Bunga-bunga pinang mekar, aroma sirih menyebar.
Teunraen-buraen. Nonbes-tunbes. Teu’baun-heobaun,
mengalirkan kebahagiaan, mereka nok manse sae ne, tarantea manse mouf ne.
Seisi Flobamora bersorak, pohon pisang bergoyang, kelapa menari, menyambut datangnya Meo-Meo.
Mari masuk dalam uim adat, lepas dosa, keluar dari tali pusat.

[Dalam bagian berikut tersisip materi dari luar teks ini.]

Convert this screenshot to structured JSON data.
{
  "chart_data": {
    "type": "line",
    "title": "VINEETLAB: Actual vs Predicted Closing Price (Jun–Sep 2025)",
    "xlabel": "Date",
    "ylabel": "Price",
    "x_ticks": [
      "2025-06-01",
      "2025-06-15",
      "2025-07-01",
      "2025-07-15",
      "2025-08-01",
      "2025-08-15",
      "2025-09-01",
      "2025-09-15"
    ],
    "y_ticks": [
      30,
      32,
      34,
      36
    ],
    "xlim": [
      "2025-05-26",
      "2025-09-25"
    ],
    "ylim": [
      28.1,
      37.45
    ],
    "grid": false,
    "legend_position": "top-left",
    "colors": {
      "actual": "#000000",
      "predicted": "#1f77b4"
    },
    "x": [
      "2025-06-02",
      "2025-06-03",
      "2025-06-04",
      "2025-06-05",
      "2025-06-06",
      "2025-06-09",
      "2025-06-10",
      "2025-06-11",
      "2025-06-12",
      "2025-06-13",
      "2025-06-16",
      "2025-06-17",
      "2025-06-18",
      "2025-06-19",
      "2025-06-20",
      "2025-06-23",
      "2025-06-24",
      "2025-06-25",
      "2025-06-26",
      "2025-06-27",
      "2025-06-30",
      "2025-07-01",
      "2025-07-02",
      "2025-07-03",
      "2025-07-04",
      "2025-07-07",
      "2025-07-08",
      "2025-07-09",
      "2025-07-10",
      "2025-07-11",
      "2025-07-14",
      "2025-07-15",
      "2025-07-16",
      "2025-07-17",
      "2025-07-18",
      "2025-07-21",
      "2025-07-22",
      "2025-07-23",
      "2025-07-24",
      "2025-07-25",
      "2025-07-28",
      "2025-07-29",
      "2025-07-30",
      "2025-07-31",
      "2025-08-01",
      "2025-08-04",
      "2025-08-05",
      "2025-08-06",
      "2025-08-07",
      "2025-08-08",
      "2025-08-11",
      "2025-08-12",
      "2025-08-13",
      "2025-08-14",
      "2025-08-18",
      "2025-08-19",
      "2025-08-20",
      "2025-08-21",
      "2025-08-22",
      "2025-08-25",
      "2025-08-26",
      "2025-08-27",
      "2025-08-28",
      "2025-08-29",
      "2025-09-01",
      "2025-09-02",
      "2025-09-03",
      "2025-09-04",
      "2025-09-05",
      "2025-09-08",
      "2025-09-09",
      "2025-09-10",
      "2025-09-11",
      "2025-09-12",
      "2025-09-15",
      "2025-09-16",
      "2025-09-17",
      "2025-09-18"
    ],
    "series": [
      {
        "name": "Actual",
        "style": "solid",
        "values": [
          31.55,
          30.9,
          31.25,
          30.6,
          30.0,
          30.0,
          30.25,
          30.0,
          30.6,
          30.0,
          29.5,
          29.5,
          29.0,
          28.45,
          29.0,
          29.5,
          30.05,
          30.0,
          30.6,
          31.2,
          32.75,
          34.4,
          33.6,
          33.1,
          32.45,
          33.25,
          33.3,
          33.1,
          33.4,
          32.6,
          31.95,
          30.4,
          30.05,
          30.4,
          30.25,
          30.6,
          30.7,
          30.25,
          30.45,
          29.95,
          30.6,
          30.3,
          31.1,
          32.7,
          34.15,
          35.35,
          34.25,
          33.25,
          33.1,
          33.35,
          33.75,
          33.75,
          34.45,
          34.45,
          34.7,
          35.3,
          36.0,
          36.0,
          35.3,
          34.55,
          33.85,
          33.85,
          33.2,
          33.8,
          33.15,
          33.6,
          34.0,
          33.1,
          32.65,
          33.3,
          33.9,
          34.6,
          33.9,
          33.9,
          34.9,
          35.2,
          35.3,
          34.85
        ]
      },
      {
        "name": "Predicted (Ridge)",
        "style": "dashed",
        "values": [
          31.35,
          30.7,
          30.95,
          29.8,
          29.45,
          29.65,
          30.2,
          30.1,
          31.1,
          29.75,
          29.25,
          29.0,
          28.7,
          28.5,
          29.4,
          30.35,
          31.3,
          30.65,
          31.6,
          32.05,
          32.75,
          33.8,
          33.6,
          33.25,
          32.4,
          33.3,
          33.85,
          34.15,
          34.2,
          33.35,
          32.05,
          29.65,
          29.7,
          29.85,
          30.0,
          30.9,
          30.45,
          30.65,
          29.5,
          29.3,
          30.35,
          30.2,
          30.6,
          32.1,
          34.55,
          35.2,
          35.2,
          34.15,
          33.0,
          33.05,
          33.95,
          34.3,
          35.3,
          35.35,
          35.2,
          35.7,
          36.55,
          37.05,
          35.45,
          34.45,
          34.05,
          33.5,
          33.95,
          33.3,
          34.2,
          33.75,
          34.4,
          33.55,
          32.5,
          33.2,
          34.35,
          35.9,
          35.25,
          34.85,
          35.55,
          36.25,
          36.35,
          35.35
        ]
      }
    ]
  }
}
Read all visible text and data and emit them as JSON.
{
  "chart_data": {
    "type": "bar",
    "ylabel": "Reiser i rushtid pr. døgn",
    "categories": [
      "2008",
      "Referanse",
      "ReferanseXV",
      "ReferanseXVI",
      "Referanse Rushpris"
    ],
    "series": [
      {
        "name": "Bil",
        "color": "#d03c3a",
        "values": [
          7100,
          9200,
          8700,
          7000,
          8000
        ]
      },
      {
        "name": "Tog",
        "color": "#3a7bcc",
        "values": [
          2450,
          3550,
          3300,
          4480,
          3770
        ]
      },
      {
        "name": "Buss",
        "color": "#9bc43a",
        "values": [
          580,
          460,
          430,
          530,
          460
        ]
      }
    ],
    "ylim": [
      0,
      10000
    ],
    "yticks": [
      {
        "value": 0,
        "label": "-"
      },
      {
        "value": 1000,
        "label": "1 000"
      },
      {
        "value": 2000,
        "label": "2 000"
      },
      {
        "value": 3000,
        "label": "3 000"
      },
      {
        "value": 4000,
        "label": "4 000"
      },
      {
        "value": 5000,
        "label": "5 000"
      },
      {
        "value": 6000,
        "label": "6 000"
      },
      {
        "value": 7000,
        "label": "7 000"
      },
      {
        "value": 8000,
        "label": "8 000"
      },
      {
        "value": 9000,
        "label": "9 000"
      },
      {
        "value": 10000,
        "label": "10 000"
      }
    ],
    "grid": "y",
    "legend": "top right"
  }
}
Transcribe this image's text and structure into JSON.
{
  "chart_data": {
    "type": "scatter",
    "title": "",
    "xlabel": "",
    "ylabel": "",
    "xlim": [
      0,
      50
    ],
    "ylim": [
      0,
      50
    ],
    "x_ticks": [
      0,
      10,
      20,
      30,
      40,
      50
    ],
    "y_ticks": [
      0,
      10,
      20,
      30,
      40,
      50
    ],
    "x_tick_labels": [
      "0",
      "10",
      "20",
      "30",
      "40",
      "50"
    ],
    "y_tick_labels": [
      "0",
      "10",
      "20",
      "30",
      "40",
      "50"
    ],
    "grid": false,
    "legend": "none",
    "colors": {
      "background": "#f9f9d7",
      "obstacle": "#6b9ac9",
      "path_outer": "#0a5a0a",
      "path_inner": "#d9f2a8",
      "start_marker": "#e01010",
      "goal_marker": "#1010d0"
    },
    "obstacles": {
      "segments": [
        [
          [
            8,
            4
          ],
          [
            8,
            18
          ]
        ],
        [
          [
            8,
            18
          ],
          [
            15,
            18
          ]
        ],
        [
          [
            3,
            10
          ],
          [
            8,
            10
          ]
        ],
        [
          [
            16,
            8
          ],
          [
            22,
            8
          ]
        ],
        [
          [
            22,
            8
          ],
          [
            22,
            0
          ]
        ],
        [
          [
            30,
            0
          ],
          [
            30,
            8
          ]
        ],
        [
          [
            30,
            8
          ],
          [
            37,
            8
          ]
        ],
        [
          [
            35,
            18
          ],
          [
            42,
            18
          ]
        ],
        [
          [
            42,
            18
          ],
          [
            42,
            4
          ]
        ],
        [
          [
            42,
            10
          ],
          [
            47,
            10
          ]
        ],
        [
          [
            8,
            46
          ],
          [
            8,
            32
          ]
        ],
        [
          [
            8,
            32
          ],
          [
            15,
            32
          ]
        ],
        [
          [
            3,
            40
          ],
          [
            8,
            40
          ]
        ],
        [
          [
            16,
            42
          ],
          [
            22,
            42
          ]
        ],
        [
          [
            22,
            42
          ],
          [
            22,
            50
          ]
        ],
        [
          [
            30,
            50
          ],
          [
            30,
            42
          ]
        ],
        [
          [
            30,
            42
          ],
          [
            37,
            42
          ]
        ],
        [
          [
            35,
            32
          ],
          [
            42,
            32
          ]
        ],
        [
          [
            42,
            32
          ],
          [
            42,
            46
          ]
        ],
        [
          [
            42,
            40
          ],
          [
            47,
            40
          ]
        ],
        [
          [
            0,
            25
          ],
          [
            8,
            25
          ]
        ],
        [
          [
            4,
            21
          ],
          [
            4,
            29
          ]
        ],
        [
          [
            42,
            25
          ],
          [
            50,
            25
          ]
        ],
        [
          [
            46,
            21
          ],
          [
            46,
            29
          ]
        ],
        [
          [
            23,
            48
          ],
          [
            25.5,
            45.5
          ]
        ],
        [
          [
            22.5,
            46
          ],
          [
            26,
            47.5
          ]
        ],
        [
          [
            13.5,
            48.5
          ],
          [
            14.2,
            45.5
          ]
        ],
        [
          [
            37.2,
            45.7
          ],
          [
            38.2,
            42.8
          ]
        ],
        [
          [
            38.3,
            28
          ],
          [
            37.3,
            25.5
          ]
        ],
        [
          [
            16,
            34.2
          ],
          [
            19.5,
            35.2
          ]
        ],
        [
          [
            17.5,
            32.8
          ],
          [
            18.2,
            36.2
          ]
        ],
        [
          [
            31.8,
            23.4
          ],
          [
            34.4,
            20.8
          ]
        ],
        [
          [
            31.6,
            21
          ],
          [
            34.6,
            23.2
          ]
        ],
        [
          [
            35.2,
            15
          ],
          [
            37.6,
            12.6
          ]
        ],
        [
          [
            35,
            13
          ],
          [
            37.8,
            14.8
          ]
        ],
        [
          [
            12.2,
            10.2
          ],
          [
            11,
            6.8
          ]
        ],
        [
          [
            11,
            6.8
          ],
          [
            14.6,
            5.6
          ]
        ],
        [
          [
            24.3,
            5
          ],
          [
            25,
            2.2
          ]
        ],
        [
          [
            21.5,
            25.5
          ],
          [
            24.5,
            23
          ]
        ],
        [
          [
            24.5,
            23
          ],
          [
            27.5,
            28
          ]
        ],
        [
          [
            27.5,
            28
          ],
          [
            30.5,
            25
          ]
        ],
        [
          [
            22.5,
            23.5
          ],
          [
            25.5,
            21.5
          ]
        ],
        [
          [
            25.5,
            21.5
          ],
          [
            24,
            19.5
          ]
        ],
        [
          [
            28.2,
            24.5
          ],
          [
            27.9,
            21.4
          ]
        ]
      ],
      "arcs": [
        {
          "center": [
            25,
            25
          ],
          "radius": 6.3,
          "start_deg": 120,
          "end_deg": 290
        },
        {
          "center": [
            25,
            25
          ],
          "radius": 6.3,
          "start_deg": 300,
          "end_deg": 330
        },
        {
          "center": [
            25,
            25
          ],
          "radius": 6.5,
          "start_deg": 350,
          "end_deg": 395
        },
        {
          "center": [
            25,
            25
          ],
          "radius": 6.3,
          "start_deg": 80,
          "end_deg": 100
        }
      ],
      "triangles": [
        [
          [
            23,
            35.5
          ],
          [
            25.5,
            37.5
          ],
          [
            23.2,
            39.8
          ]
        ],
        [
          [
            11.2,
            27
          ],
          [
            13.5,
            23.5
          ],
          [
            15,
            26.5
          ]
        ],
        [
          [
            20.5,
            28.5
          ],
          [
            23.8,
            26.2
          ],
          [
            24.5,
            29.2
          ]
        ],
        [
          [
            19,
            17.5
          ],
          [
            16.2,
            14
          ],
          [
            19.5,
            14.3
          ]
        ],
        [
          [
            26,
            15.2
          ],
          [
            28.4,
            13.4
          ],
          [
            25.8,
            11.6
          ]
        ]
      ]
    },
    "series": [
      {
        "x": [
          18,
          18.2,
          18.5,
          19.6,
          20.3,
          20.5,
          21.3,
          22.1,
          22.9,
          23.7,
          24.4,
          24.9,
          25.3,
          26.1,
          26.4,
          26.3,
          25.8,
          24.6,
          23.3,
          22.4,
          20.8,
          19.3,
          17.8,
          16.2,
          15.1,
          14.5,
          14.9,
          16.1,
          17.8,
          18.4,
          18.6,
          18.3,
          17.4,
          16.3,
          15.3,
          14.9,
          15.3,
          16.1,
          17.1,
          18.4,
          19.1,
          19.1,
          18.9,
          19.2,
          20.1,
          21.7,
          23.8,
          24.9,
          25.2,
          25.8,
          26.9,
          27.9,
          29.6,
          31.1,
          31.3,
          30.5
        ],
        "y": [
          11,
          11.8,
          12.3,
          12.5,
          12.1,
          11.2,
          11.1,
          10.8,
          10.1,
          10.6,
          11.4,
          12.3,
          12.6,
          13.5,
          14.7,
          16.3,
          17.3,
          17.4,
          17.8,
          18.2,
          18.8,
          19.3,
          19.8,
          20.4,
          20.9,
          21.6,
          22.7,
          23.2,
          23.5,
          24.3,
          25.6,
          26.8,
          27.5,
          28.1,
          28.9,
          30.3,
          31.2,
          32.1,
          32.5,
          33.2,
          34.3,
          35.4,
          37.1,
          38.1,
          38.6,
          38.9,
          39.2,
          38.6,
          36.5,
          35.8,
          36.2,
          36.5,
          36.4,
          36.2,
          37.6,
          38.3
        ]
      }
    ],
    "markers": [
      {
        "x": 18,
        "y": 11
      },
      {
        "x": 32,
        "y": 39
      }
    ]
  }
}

Bunga-bunga melingkar di leher, sit knino menyatu dalam tulang-tulang.
Kau yang terpanggil, dari jutaan Meo yang menangis di dalam pangkuan ibumu sendiri.
Maka sekarang kau Flobamorata.
Jantungmu, darahmu, tulang-tulang mu, nyalimu, dan hatimu. sengsaramu, kesepianmu, serta segala perbuatanmu adalah Flobamora.
Sebab itu terimalah beban 5,3 juta jiwa rakyat ini di pundakmu.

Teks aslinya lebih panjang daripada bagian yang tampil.